Write a C program that takes PID of a running process and prints the virtual memory size for that process. The virtual memory size of a given process can be computed by adding the size of all memory regions (end address - start address) as seen in /proc/PID/maps file. In addition, this program should print the total virtual memory size of read-only and read-write memory regions.

Part B

Consider the following data structure:
struct MemoryRegion
{
  void *startAddr;
  size_t size;
  int isReadable;
  int isWriteable;
  int isExecutabl;
}
  1. Write a program, that populates an instance of MemoryRegion for each memory region of a given PID (passed in via command line, e.g., ./my_prog 4242) and writes it to a file.
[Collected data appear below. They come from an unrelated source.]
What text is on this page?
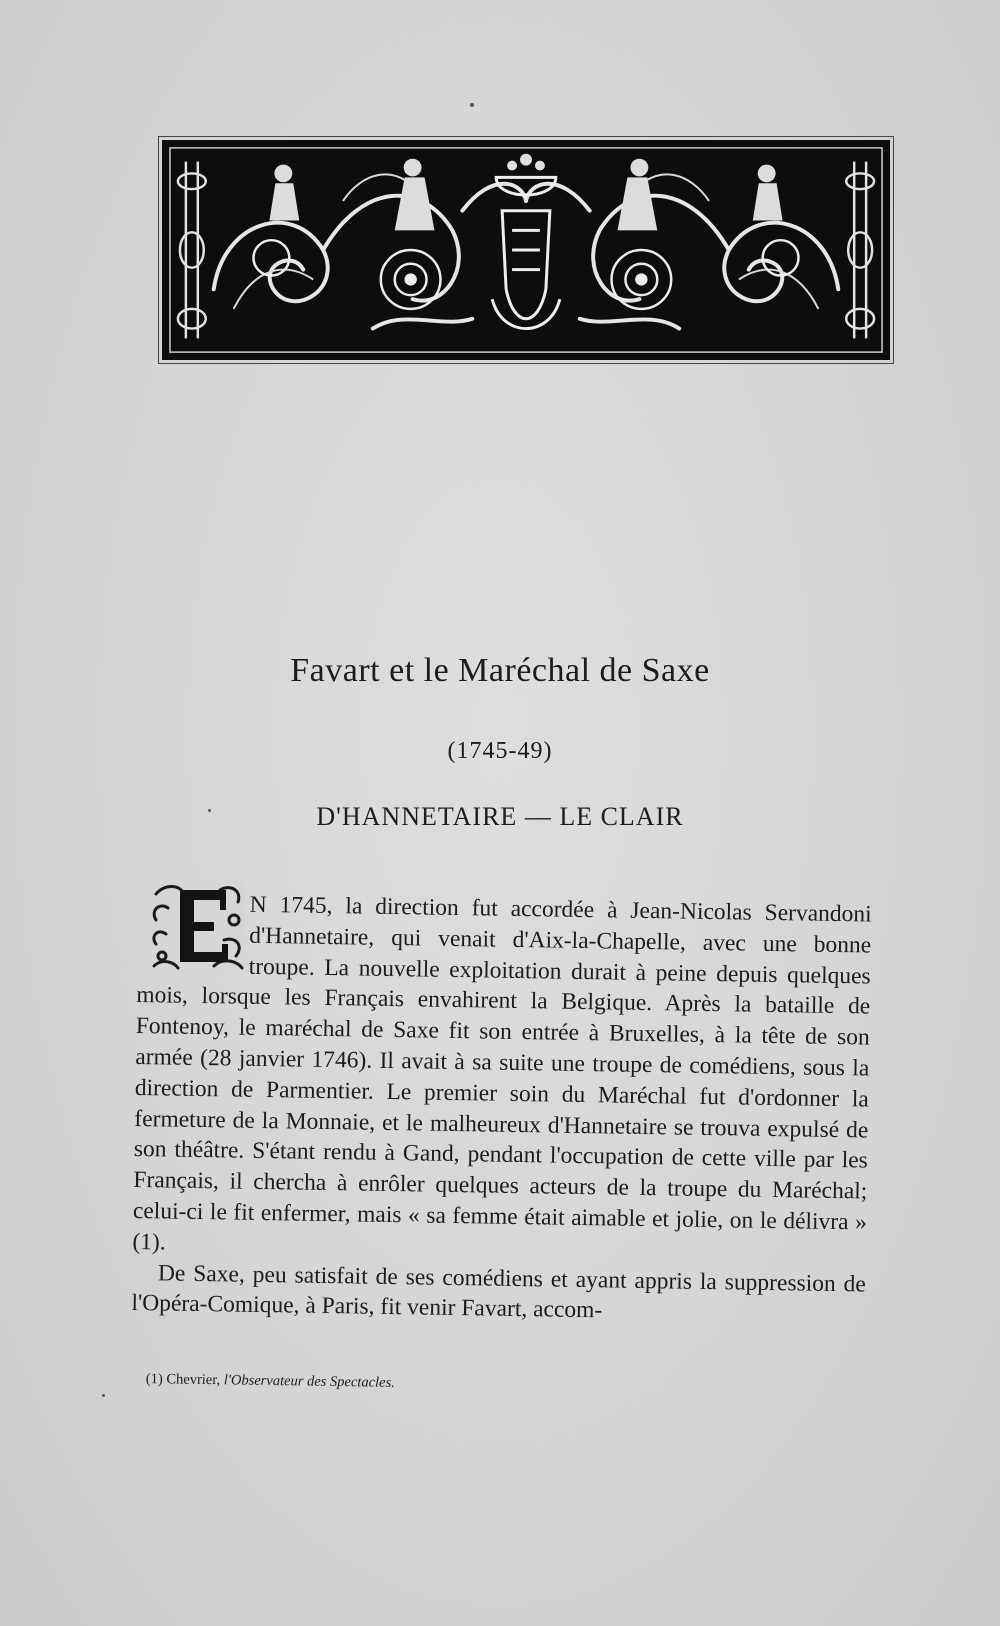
Favart et le Maréchal de Saxe
(1745-49)
D'HANNETAIRE — LE CLAIR

N 1745, la direction fut accordée à Jean-Nicolas Servandoni d'Hannetaire, qui venait d'Aix-la-Chapelle, avec une bonne troupe. La nouvelle exploitation durait à peine depuis quelques mois, lorsque les Français envahirent la Belgique. Après la bataille de Fontenoy, le maréchal de Saxe fit son entrée à Bruxelles, à la tête de son armée (28 janvier 1746). Il avait à sa suite une troupe de comédiens, sous la direction de Parmentier. Le premier soin du Maréchal fut d'ordonner la fermeture de la Monnaie, et le malheureux d'Hannetaire se trouva expulsé de son théâtre. S'étant rendu à Gand, pendant l'occupation de cette ville par les Français, il chercha à enrôler quelques acteurs de la troupe du Maréchal; celui-ci le fit enfermer, mais « sa femme était aimable et jolie, on le délivra » (1).

De Saxe, peu satisfait de ses comédiens et ayant appris la suppression de l'Opéra-Comique, à Paris, fit venir Favart, accom-

(1) Chevrier, l'Observateur des Spectacles.
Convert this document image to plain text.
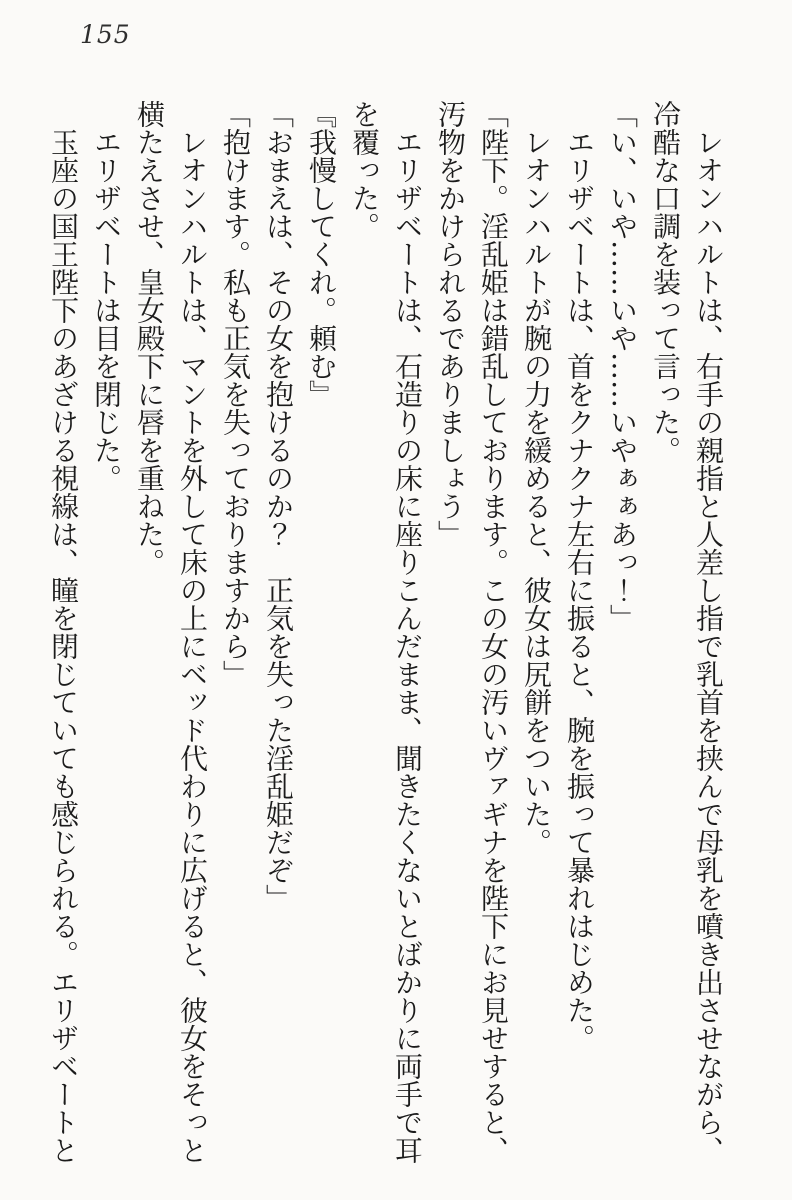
155

レオンハルトは、右手の親指と人差し指で乳首を挟んで母乳を噴き出させながら、

冷酷な口調を装って言った。

「い、いや……いや……いやぁぁあっ！」

エリザベートは、首をクナクナ左右に振ると、腕を振って暴れはじめた。

レオンハルトが腕の力を緩めると、彼女は尻餅をついた。

「陛下。淫乱姫は錯乱しております。この女の汚いヴァギナを陛下にお見せすると、

汚物をかけられるでありましょう」

エリザベートは、石造りの床に座りこんだまま、聞きたくないとばかりに両手で耳

を覆った。

『我慢してくれ。頼む』

「おまえは、その女を抱けるのか？　正気を失った淫乱姫だぞ」

「抱けます。私も正気を失っておりますから」

レオンハルトは、マントを外して床の上にベッド代わりに広げると、彼女をそっと

横たえさせ、皇女殿下に唇を重ねた。

エリザベートは目を閉じた。

玉座の国王陛下のあざける視線は、瞳を閉じていても感じられる。エリザベートと
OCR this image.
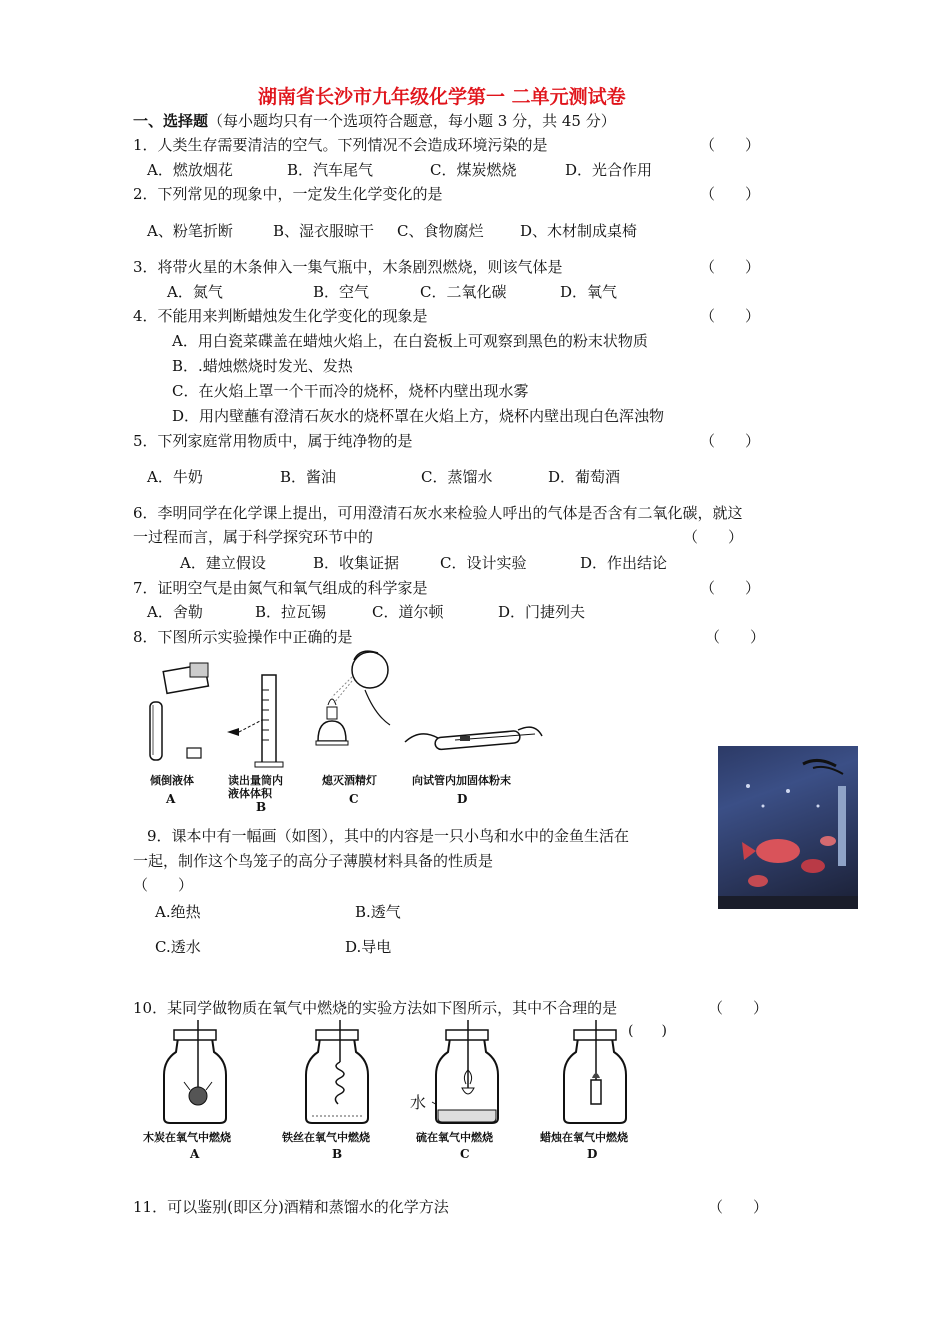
湖南省长沙市九年级化学第一 二单元测试卷
一、选择题（每小题均只有一个选项符合题意，每小题 3 分，共 45 分）
1．人类生存需要清洁的空气。下列情况不会造成环境污染的是	（　　）
A．燃放烟花	B．汽车尾气	C．煤炭燃烧	D．光合作用
2．下列常见的现象中，一定发生化学变化的是	（　　）
A、粉笔折断	B、湿衣服晾干 C、食物腐烂 D、木材制成桌椅
3．将带火星的木条伸入一集气瓶中，木条剧烈燃烧，则该气体是	（　　）
A．氮气	B．空气	C．二氧化碳	D．氧气
4．不能用来判断蜡烛发生化学变化的现象是	（　　）
A．用白瓷菜碟盖在蜡烛火焰上，在白瓷板上可观察到黑色的粉末状物质
B．.蜡烛燃烧时发光、发热
C．在火焰上罩一个干而冷的烧杯，烧杯内壁出现水雾
D．用内壁蘸有澄清石灰水的烧杯罩在火焰上方，烧杯内壁出现白色浑浊物
5．下列家庭常用物质中，属于纯净物的是	（　　）
A．牛奶	B．酱油	C．蒸馏水	D．葡萄酒
6．李明同学在化学课上提出，可用澄清石灰水来检验人呼出的气体是否含有二氧化碳，就这
一过程而言，属于科学探究环节中的	（　　）
A．建立假设	B．收集证据	C．设计实验	D．作出结论
7．证明空气是由氮气和氧气组成的科学家是	（　　）
A．舍勒	B．拉瓦锡	C．道尔顿	D．门捷列夫
8．下图所示实验操作中正确的是	（　　）
倾倒液体
A
读出量筒内
液体体积
B
熄灭酒精灯
C
向试管内加固体粉末
D
9．课本中有一幅画（如图），其中的内容是一只小鸟和水中的金鱼生活在
一起，制作这个鸟笼子的高分子薄膜材料具备的性质是
（　　）
A.绝热	B.透气
C.透水	D.导电
10．某同学做物质在氧气中燃烧的实验方法如下图所示，其中不合理的是	（　　）
(　　)
木炭在氧气中燃烧
A
铁丝在氧气中燃烧
B
水
硫在氧气中燃烧
C
蜡烛在氧气中燃烧
D
11．可以鉴别(即区分)酒精和蒸馏水的化学方法	（　　）
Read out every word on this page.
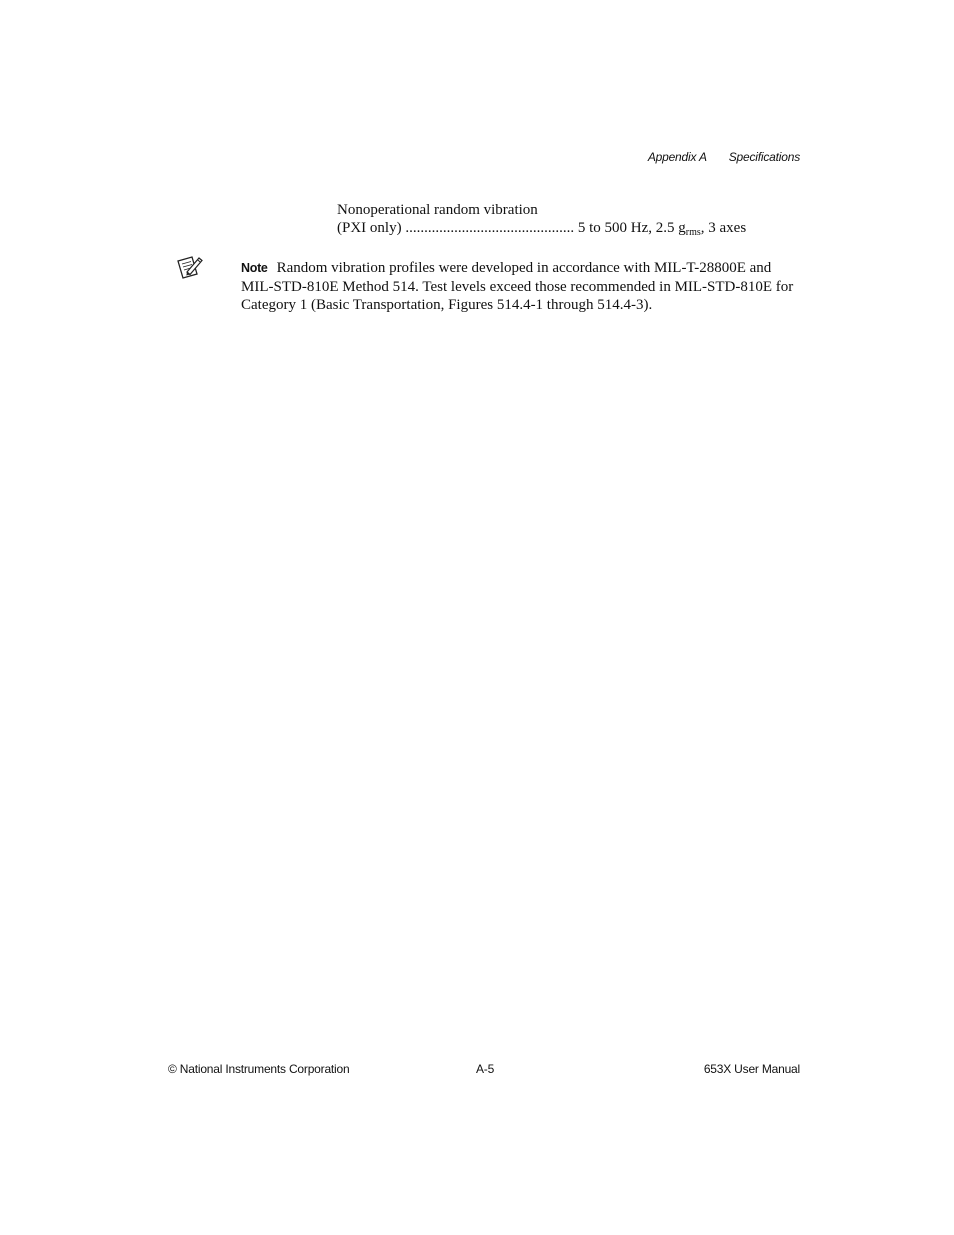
Appendix A Specifications
Nonoperational random vibration
(PXI only) ............................................. 5 to 500 Hz, 2.5 $g_{rms}$, 3 axes
Note Random vibration profiles were developed in accordance with MIL-T-28800E and MIL-STD-810E Method 514. Test levels exceed those recommended in MIL-STD-810E for Category 1 (Basic Transportation, Figures 514.4-1 through 514.4-3).
© National Instruments Corporation	A-5	653X User Manual
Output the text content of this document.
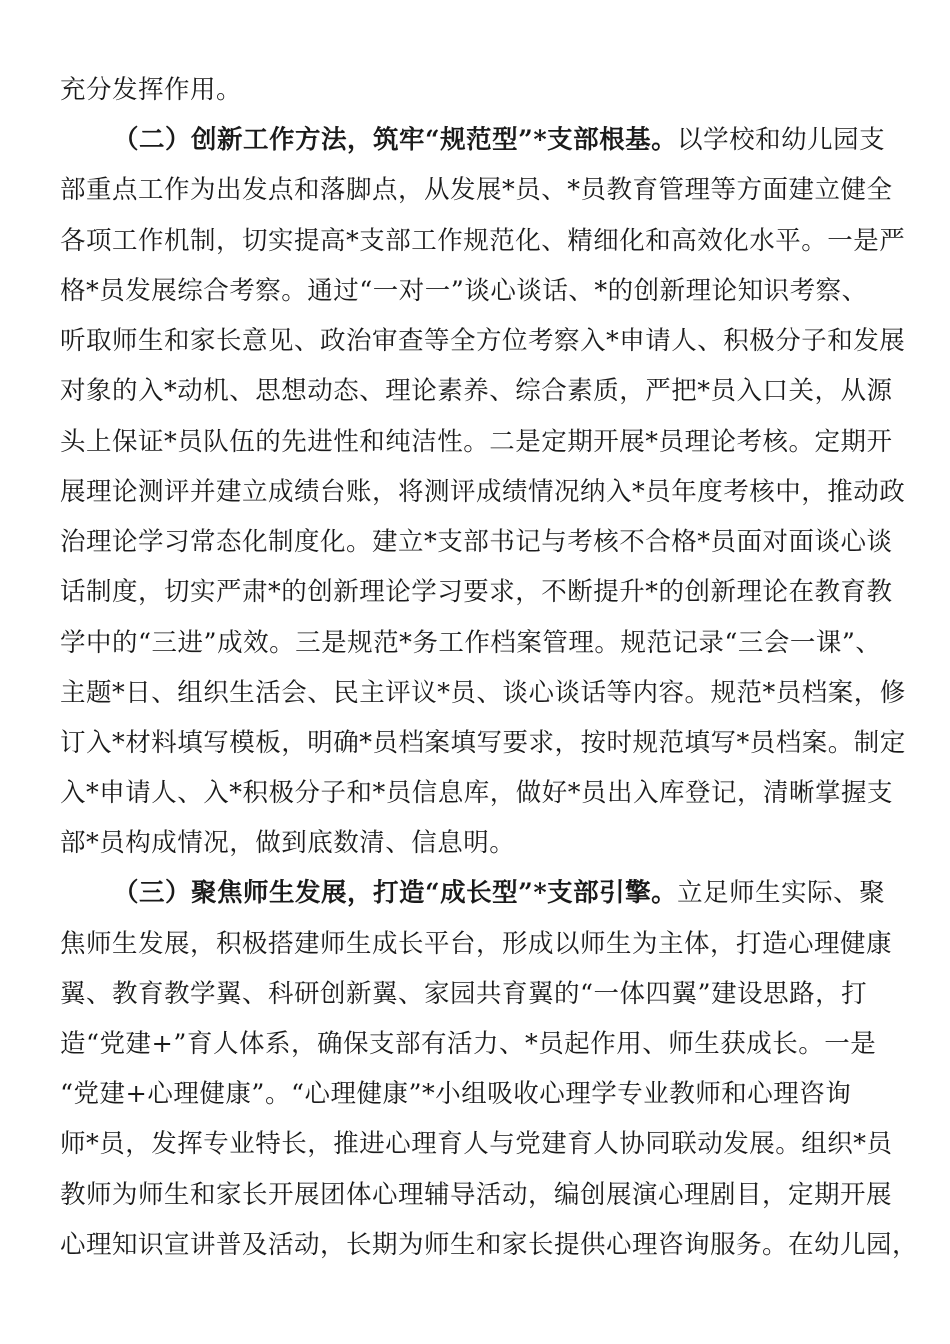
充分发挥作用。
（二）创新工作方法，筑牢“规范型”*支部根基。以学校和幼儿园支
部重点工作为出发点和落脚点，从发展*员、*员教育管理等方面建立健全
各项工作机制，切实提高*支部工作规范化、精细化和高效化水平。一是严
格*员发展综合考察。通过“一对一”谈心谈话、*的创新理论知识考察、
听取师生和家长意见、政治审查等全方位考察入*申请人、积极分子和发展
对象的入*动机、思想动态、理论素养、综合素质，严把*员入口关，从源
头上保证*员队伍的先进性和纯洁性。二是定期开展*员理论考核。定期开
展理论测评并建立成绩台账，将测评成绩情况纳入*员年度考核中，推动政
治理论学习常态化制度化。建立*支部书记与考核不合格*员面对面谈心谈
话制度，切实严肃*的创新理论学习要求，不断提升*的创新理论在教育教
学中的“三进”成效。三是规范*务工作档案管理。规范记录“三会一课”、
主题*日、组织生活会、民主评议*员、谈心谈话等内容。规范*员档案，修
订入*材料填写模板，明确*员档案填写要求，按时规范填写*员档案。制定
入*申请人、入*积极分子和*员信息库，做好*员出入库登记，清晰掌握支
部*员构成情况，做到底数清、信息明。
（三）聚焦师生发展，打造“成长型”*支部引擎。立足师生实际、聚
焦师生发展，积极搭建师生成长平台，形成以师生为主体，打造心理健康
翼、教育教学翼、科研创新翼、家园共育翼的“一体四翼”建设思路，打
造“党建+”育人体系，确保支部有活力、*员起作用、师生获成长。一是
“党建+心理健康”。“心理健康”*小组吸收心理学专业教师和心理咨询
师*员，发挥专业特长，推进心理育人与党建育人协同联动发展。组织*员
教师为师生和家长开展团体心理辅导活动，编创展演心理剧目，定期开展
心理知识宣讲普及活动，长期为师生和家长提供心理咨询服务。在幼儿园，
If no PID is provided, it should read its own memory maps. The program should also print the total size of all read-only memory regions. Also print the total size of all read-write regions.
  2. Write another program which reads the file you just created and prints all the information in human readable format. It should also print the total size of read-only and read-write regions. Validate your program by comparing the two outputs.